These may be set/overwritten in a variety of places. Your profile establishes base settings; these may be amended/overridden in places like /etc/env.d, /etc/portage/make.conf, your shell configuration... see the provided links for details. 

FEATURES="...config-protect-if-modified..." unprotects configuration files that would otherwise be protected if they have never been modified after installation. This means, if you have never touched /etc/ssh/sshd_config, then emerge will ignore CONFIG_PROTECT because (presumably) you have never modified the file with site-specific settings. This reduces the amount of configuration merging one has to do after an update, at the cost of "surprises" that occur when one has been relying on default behaviors of never-touched configuration files that upstream authors then change. This may be what had occurred in your case, but there is a bit of mystery there. PermitRootLogin has been defaulting to "no" for about a million years. Maybe a little less. So it is not clear to me, if you've never touched these files, how you've been going in as root via ssh all this time. That aside, now that you have changed the file, the FEATURES setting no longer applies and sshd.config is now under the scope CONFIG_PROTECT, assuming that this environment variable includes /etc/ssh in the first place. So, brew yourself a pot of coffee and check that CONFIG_PROTECT is working the way that you would like. Have fun; take care.

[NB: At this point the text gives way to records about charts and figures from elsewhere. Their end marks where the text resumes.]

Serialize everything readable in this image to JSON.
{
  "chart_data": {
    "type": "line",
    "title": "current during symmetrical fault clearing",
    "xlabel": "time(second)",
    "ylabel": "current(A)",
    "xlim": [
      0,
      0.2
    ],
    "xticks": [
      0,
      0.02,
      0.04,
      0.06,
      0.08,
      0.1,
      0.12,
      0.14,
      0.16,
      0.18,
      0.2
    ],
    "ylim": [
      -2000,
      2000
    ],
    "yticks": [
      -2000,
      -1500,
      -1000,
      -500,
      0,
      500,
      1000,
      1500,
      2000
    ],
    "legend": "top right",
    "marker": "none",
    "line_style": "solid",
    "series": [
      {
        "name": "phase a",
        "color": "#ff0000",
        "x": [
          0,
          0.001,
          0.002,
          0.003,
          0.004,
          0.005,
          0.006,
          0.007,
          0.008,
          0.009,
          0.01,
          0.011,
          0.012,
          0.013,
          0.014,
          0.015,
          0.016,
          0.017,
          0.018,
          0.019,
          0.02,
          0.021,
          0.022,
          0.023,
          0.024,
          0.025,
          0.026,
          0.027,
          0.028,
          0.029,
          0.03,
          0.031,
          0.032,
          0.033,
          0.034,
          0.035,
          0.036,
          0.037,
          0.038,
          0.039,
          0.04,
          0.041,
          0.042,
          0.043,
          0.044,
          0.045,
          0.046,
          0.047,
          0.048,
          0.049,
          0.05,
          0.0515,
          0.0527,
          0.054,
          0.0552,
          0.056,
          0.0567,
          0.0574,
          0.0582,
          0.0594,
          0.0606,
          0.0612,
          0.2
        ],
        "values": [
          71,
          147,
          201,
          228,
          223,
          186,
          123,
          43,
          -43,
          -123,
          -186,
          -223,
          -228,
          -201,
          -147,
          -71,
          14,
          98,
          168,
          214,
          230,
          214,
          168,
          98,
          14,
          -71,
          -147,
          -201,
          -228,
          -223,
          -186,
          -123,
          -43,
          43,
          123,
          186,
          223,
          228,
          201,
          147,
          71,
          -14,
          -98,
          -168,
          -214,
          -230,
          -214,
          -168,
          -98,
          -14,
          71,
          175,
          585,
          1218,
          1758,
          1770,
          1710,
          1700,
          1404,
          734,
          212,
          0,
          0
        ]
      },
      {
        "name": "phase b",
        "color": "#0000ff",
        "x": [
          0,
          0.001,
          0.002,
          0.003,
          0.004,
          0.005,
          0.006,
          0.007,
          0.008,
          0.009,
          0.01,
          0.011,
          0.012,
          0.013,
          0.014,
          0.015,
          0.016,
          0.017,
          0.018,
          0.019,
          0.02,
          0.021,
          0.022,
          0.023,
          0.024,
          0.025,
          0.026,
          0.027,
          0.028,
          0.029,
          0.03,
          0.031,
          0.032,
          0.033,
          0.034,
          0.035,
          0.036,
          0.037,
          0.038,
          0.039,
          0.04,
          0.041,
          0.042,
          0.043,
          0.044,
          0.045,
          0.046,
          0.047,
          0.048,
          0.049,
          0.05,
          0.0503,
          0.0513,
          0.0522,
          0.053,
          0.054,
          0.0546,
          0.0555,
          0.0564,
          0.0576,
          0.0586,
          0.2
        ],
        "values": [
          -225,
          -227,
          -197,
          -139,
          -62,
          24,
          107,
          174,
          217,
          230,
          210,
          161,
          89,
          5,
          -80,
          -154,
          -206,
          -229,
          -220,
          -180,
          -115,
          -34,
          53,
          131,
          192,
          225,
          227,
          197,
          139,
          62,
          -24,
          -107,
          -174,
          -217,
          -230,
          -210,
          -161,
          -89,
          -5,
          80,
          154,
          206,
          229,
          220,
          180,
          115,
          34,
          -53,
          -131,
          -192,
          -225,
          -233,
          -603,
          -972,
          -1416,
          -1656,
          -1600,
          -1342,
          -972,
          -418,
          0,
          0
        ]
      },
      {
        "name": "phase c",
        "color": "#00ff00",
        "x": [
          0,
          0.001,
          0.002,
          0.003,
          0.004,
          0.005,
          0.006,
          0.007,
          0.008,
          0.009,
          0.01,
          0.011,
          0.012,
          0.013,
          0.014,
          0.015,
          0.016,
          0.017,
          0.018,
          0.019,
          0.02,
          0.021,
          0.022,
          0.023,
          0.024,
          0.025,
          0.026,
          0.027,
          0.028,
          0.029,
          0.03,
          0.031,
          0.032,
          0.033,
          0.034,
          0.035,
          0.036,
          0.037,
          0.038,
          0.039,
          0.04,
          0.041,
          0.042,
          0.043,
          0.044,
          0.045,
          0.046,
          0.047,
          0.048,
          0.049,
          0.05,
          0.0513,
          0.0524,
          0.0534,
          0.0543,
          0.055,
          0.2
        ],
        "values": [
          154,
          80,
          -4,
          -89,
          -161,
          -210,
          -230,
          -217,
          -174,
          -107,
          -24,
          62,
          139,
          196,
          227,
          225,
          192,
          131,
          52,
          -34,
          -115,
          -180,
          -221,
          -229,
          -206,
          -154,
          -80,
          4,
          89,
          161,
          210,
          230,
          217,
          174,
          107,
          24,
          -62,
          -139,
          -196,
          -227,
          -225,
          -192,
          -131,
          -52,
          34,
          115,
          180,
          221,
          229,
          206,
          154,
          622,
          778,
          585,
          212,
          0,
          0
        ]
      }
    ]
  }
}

POST EDIT: While poking around configuration files, you might consider HostbasedAuthentication, which conveniently precludes having to enter login passwords over ssh. Your session just starts, seemingly without a password. Behind the scenes, you're authenticated by means of public/private keypairs. Same mechanism supports the very paranoid -- the password becomes a strictly local affair between you and your ssh client as you are actually unlocking your private key during authentication. Keystrokes never go over the wire. These two related mechanisms entail distributing public/private key pairs to your various user accounts and ssh servers. Man ssh_config (no 'd') and man ssh-keygen for more background. -- G.

----------